Furthermore, many startup founders are fearful of outsourcing any piece of the internal processes because they fear they’ll relinquish control, but this is more of a myth than anything (and you’ll read more about myths later). To compete amongst the hoard of startups popping up every year, you have to make quick, smart decisions. And chances are, you can’t do it all on your own. Here are a few reasons why you should consider outsourcing:
Saves You Time
As a startup founder, there are a myriad of things you’ve got to take care of. Chances are, you find your to-do list growing longer and longer each day, and each task seems more complex than the last. Outsourcing some of those tasks could save you a great deal of time. During the initial stages of your startup, you’ll face a couple hardships, and funds and short-staffed office environments are one of them. Trying to save time while trying to save money can feel like a double-edged sword, however, when you attempt to spearhead all the tasks yourself, you’ll quickly discover that you become a bottleneck for progress. When you remove yourself as a bottleneck, you’ll find that milestones are achieved much more fluidly.
You’ll benefit from a myriad of cost efficiency when you outsource. With the majority of startups failing within the first five years, you can’t afford to waste time trying to find people to fill the roles you need most. Hiring employees, handling the resources they consume, offering benefits, and training them are all key costs. And this isn’t considering the cost of making a bad hiring decision, which can cost about one-third of that employee’s overall salary. You could save plenty of time, money, and effort when you outsource to other professionals.
One of the biggest pros for outsourcing is that you can benefit greatly from tailored expertise. For example, let’s say you want to outsource your web hosting support to a team like IP Geeks. IP Geeks focuses exclusively on technical support solutions for web hosting companies, giving you tailored, niche services. On the other hand, if you wanted professional, vetted writers in a specific field, you might use the Scripted service, which authenticates writers and pairs them with agencies depending on their editorial needs. Search engine optimization, billing, and web design are other areas that you might consider outsourcing.
Many Myths Are False
Business tycoon Azim Premji once said, “The important thing about outsourcing or global sourcing is that it becomes a very powerful tool to leverage talent, improve productivity and reduce work cycles.” Yet, although many entrepreneurs, business consultants, and business owners have praised the benefits of outsourcing work—especially during early stages—some startup founders have general misconceptions about what outsourcing actually entails, and this prevents them from making a move.
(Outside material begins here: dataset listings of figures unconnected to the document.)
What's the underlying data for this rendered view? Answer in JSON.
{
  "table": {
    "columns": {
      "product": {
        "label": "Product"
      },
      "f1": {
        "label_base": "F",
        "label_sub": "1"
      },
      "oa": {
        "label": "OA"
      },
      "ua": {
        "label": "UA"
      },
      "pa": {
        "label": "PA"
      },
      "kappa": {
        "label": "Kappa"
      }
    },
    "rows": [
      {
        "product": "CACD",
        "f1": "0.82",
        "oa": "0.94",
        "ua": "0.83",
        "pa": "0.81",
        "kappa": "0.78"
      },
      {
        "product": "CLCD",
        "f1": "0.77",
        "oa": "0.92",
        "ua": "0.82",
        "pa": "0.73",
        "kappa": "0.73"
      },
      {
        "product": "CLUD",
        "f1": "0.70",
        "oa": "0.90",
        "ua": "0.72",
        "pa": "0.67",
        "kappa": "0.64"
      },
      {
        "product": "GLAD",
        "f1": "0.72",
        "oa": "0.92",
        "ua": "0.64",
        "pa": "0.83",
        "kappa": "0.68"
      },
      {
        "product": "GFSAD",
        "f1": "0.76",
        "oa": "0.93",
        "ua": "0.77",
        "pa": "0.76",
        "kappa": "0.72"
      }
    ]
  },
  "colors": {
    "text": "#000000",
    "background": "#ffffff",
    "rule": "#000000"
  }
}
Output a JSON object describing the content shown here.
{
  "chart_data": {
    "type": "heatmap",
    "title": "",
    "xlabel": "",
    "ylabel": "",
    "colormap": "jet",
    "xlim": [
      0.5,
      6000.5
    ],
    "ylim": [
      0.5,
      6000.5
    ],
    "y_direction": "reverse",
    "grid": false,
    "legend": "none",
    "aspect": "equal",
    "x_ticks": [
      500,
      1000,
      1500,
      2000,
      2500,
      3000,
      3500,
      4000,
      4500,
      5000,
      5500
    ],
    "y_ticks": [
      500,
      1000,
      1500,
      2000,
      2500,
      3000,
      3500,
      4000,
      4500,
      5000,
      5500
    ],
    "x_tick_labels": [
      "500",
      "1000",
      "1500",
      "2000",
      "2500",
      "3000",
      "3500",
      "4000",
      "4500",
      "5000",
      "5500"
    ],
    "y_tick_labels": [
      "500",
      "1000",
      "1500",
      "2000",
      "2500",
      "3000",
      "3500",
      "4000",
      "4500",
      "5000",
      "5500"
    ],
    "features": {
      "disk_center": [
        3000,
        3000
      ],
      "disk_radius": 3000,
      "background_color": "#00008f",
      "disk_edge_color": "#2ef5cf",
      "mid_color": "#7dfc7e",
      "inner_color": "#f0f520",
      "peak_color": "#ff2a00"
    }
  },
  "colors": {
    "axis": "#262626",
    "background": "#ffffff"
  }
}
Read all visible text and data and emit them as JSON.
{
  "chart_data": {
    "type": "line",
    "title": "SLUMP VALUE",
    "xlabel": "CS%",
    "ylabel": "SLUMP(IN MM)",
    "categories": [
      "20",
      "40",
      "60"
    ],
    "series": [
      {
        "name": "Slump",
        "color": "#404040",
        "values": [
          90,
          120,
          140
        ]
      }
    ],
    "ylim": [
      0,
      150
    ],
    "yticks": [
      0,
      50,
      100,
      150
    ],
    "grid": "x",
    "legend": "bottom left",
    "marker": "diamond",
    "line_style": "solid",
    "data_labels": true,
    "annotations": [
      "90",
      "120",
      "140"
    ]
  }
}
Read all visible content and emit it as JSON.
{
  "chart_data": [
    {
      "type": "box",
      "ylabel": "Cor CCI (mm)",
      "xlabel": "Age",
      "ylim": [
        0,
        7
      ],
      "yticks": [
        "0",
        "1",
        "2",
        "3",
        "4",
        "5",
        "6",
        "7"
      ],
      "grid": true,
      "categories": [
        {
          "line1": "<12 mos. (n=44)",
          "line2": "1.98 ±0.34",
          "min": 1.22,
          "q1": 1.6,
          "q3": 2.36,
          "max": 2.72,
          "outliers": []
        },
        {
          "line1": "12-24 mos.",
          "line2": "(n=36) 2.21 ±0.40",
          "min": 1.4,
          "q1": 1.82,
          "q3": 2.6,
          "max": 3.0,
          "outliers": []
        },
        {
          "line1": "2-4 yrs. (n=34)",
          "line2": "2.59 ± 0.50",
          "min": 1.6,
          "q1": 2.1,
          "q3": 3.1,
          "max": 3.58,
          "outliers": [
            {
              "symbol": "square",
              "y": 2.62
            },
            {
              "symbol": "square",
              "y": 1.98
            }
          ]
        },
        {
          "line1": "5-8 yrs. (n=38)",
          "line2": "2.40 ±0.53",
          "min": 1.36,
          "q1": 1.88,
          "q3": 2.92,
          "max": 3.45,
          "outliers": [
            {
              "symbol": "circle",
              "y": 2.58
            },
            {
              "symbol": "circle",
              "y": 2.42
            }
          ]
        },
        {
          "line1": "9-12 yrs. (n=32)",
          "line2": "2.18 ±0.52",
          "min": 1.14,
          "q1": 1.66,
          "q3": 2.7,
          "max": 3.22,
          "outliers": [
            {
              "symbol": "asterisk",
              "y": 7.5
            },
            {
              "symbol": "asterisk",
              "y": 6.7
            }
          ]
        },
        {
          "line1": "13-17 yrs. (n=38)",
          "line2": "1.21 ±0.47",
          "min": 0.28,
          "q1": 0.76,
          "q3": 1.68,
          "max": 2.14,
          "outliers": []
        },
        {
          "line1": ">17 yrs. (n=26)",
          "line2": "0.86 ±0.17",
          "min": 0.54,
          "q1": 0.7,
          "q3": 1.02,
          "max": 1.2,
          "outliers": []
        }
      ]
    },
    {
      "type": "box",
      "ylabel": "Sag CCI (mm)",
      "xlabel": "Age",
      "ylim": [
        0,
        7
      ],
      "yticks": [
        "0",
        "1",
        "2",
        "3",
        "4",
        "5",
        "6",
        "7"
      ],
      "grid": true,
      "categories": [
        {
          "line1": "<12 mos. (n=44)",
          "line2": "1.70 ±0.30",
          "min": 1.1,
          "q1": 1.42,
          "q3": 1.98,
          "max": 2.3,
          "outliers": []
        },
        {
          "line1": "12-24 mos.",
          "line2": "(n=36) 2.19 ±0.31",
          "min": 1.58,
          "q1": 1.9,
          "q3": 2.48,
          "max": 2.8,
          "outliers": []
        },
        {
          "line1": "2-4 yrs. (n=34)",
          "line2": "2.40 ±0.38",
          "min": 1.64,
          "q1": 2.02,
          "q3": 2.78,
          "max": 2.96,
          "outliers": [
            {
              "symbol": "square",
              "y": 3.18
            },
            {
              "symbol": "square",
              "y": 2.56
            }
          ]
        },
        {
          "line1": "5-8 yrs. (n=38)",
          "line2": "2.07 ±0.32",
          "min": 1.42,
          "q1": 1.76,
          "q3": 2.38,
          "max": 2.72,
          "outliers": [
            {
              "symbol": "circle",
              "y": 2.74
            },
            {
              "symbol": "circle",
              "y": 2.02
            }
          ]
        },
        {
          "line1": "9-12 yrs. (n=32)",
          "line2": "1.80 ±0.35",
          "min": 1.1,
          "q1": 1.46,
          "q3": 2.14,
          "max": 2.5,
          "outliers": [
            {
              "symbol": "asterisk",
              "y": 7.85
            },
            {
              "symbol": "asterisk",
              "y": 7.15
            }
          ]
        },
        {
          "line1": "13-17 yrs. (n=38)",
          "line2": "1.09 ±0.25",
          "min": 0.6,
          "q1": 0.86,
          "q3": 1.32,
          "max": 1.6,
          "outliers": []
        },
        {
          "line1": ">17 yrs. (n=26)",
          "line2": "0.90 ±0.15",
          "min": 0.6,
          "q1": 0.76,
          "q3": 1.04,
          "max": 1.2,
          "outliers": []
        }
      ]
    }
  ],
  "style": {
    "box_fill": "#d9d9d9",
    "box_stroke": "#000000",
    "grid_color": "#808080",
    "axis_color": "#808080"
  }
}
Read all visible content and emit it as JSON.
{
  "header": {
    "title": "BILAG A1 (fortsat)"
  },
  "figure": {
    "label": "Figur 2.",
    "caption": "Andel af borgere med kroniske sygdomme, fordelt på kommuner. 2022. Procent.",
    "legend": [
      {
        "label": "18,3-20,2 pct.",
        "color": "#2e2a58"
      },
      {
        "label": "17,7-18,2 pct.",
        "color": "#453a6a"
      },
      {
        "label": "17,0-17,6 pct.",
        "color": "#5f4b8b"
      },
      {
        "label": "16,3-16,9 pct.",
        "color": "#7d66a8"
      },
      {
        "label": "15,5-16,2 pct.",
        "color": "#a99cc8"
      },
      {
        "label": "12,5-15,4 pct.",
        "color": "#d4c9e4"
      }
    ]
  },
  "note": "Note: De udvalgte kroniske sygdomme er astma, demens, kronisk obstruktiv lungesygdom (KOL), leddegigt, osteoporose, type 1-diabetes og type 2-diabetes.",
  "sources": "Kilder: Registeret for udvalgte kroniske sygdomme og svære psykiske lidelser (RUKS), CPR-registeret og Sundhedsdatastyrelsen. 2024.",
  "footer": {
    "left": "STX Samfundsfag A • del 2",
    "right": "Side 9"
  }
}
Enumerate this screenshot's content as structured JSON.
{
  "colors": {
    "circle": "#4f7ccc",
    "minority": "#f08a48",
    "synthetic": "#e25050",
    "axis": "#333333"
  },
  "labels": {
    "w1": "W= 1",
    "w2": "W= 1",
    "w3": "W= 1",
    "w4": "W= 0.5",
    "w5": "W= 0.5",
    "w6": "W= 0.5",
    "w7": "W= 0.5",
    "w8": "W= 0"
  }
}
As previously mentioned, you don’t lose control of your business. There are standard protocols and processes to ensure you retain all the rights to your work, and when you’re dealing with software and development projects, there are multiple safeguards in place to protect your code—especially if you’re working with a reputable development agency. From non-compete clauses to stellar security, your business will be treated with the utmost integrity when it’s being handled by the right people.
But there are other myths that keep people away, too. Those who care for their local economy may falsely believe that by giving a job or certain tasks to a foreign worker, for example, that they’re impacting jobs in their hometown. The truth is actually the opposite: when you outsource and grow, you may be able to offer additional benefits to your country. For example, the U.S. Department of Labor and the Heritage Foundation found that, over the past decade, there have been 8.11 million jobs added to the American economy as a direct result of outsourcing.
It’s also important to note that there’s different offshoring terminology. Not all “outsourcing” jobs leave the country; you can outsource tasks in your own backyard, too. This is also called onshoring.